P. Siantar, NKRIDETIK.COM

Wali Kota Pematangsiantar Wesly Silalahi SH MKn pengurus Sekretaris Daerah (Sekda) Junaedi Antonius Sitanggang SSTP MSi pembina upacara peringatan Hari Pendidikan Nasional (Nasional) Tahun 2026, di UPTD SMP Negeri 1 Pematangsiantar, Jalan Merdeka Kelurahan Pardomuan Kecamatan Siantar Timur, Sabtu (02/05/2026) pagi.

Baca Lainnya :

Para petugas upacara dan guru-guru SMPN 1 Pematangsiantar mengenakan pakaian adat Simalungun, lengkap dengan Gotong dan Bulang.

Wesly yang berisi Junaedi membacakan Pidato Menteri Pendidikan Dasar dan Menengah (Mendikdasmen) Abdul Mu'ti. Disampaikan, Peringatan Hari Pendidikan Nasional adalah momentum untuk melakukan refleksi, meneguhkan, dan menghidupkan semangat pendidikan nasional. Pada hakikatnya pendidikan adalah proses yang dilaksanakan dengan tulus, penuh kasih dan sayang untuk memanusiakan manusia.

“Pendidikan adalah proses menemukan dan menumbuhkembangkan fitrah, kodrat alamiah manusia, atau potensi sebagai makhluk Tuhan yang mulia. Inti proses pendidikan adalah memuliakan. Bapak Pendidikan Nasional, Ki Hajar Dewantara, meletakkan dasar dan nilai pendidikan dengan sistem antara; asah (ilmu), asih (kasih sayang), dan asuh (pendampingan, pelatihan),” terangnya.

Sesuai amanat Undang-undang Dasar 1945 dan Undang-undang Sistem Pendidikan Nasional Nomor 20 Tahun 2003, selanjutnya, pendidikan pada hakikatnya adalah proses mencerdaskan kehidupan, membangun watak dan peradaban bangsa.

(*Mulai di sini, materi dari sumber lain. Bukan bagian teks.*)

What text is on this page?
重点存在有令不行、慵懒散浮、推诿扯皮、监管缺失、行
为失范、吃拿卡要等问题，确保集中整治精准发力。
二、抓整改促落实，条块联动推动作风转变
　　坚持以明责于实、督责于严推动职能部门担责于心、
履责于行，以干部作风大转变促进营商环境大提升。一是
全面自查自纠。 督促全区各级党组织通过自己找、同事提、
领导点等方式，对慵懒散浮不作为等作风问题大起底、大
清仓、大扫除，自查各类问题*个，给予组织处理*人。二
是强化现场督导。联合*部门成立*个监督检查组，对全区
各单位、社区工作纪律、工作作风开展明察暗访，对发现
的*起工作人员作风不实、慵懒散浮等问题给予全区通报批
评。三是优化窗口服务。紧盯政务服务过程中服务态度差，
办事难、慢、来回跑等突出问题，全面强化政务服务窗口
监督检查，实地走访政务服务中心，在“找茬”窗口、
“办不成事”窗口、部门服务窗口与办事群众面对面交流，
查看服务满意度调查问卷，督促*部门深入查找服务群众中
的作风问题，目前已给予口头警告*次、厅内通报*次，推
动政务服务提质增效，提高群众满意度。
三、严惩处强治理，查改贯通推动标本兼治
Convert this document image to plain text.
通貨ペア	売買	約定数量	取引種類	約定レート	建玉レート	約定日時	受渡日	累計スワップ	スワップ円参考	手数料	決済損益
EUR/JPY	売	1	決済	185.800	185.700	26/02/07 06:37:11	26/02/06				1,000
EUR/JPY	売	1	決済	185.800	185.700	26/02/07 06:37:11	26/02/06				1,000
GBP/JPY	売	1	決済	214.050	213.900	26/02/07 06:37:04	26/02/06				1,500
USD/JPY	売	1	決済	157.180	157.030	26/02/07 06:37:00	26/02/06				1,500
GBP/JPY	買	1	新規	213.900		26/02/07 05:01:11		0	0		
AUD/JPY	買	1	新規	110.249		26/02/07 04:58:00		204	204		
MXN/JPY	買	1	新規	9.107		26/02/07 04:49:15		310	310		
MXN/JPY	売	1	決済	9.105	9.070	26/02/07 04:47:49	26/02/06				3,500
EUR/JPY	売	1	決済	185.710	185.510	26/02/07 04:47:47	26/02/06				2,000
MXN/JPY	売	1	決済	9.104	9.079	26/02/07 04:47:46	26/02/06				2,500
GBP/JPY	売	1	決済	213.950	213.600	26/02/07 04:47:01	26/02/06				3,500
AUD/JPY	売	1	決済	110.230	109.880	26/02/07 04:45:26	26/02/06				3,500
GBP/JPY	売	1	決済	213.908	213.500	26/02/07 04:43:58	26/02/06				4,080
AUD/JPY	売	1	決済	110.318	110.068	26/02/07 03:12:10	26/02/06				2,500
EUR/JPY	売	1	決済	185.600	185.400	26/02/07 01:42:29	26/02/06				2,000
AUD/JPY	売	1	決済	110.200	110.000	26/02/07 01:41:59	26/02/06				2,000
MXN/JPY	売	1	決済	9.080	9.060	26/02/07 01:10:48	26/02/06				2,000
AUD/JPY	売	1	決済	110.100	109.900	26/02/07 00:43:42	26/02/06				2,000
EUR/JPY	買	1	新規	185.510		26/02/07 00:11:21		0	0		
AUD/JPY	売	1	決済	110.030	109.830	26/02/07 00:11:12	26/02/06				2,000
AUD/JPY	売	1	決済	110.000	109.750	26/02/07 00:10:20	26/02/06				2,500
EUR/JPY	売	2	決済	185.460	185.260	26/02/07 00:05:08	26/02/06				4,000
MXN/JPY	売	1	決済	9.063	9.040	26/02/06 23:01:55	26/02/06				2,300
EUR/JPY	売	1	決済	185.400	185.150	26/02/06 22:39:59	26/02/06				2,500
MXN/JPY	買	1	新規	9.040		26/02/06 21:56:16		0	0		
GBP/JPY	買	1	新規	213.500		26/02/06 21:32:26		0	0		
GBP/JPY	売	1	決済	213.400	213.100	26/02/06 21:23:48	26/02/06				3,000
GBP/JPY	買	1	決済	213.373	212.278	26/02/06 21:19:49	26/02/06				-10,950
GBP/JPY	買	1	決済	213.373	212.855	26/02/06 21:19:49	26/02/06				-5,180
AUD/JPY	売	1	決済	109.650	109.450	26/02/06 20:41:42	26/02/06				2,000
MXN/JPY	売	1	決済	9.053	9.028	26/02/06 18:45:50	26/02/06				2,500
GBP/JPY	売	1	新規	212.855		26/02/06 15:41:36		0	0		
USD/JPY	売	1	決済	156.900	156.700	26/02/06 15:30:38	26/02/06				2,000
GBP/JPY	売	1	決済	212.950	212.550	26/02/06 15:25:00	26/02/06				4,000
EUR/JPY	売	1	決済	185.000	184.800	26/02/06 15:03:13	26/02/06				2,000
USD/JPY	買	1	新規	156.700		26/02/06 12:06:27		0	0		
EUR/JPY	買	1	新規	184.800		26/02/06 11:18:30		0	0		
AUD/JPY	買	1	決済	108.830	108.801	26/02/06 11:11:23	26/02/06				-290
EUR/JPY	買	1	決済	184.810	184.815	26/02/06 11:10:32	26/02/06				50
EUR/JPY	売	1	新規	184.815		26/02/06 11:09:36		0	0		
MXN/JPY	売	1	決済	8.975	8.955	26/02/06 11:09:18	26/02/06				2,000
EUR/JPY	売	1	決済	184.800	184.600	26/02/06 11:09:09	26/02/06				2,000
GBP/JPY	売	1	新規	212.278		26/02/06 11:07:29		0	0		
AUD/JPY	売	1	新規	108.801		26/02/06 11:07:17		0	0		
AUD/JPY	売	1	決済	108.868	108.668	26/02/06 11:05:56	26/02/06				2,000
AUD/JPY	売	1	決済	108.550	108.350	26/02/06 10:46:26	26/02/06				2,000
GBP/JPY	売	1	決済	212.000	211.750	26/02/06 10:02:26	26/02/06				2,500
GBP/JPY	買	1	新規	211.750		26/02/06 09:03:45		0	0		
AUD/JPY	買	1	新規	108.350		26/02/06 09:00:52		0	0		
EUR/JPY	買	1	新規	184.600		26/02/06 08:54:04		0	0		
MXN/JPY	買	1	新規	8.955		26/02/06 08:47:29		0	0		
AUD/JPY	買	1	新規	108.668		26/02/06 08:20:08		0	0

Pendidikan adalah proses menumbuhkembangkan potensi manusia sehingga menjadi insan yang beriman dan bertakwa kepada Tuhan Yang Maha Esa, berakhlak mulia, cerdas, terampil, mandiri, sehat jasmani dan rohani, jujur, bertanggung jawab, demokratis, dan kepribadian utama lainnya.

Sesuai dengan Asta Cita Presiden Prabowo Subianto, pendidikan adalah usaha bersama untuk membangun sumber daya manusia Indonesia yang unggul, kuat, dan tangguh untuk menjadikan Indonesia sebagai negara yang maju, makmur, dan berdaya tahan.

Berdasarkan landasan tersebut, Kementerian Pendidikan Dasar dan Menengah menerapkan pendekatan Pembelajaran Mendalam (Deep Learning) sebagai program prioritas untuk meningkatkan kualitas pendidikan dan mewujudkan tujuan pendidikan nasional.

“Sebuah adagium populer menyebutkan: jika ingin memajukan bangsa, memperbaiki pendidikan. Jika ingin memperbaiki pendidikan, memperbaikilah mulai dari dalam kelas,” sebutnya.

Selanjutnya, Pembelajaran Mendalam adalah ikhtiar yang dimaksudkan untuk mencapai cita-cita pendidikan nasional. Untuk melaksanakan Pembelajaran Mendalam sebagaimana mestinya, Kementerian Pendidikan Dasar dan Menengah telah menetapkan lima strategi kebijakan.

Pertama, Program Pembangunan dan Revitalisasi Satuan Pendidikan dan Digitalisasi Pembelajaran sebagai salah satu Program Hasil Terbaik Cepat (PHTC) Presiden Prabowo Subianto.

Kedua, menyediakan kualifikasi serta peningkatan kompetensi dan kesejahteraan guru. Kunci keberhasilan pendidikan terletak pada guru sebagai teladan, agen pembelajaran dan peradaban. 

Ketiga, Pembelajaran Mendalam juga perlu diintegrasikan dengan penguatan karakter melalui penciptaan budaya dan lingkungan sekolah yang aman dan nyaman, baik fisik, sosial, dan spiritual. Sesuai Arahan Presiden Prabowo Subianto tentang budaya ASRI (Aman, Sehat, Resik, dan Indah), kita bangun atmosfer sekolah sehingga bisa menjadi rumah kedua bagi semua murid.

Keempat, meningkatkan kualitas pembelajaran dan pencapaian pendidikan melalui gerakan literasi dan numerasi, STEM (Sains, Teknologi, Enjinering, dan Matematika) serta Tes Kemampuan Akademik (TKA).

Kelima, bagaimana memberikan kesempatan pendidikan yang luas, dengan layanan pendidikan yang mudah, murah, dan fleksibel.

Lebih lanjut dikatakan, dalam waktu 18 bulan, Kementerian Pendidikan Dasar dan Menengah telah meletakkan fondasi 'pendidikan berkualitas untuk semua' melalui berbagai regulasi dan ekosistem yang mengintegrasikan empat pusat pendidikan, yaitu sekolah, keluarga, masyarakat, dan media. Kementerian Pendidikan Dasar dan Menengah tidak dapat bekerja sendiri tanpa dukungan masyarakat, dunia usaha, dan lembaga-lembaga yang berkomitmen memajukan pendidikan.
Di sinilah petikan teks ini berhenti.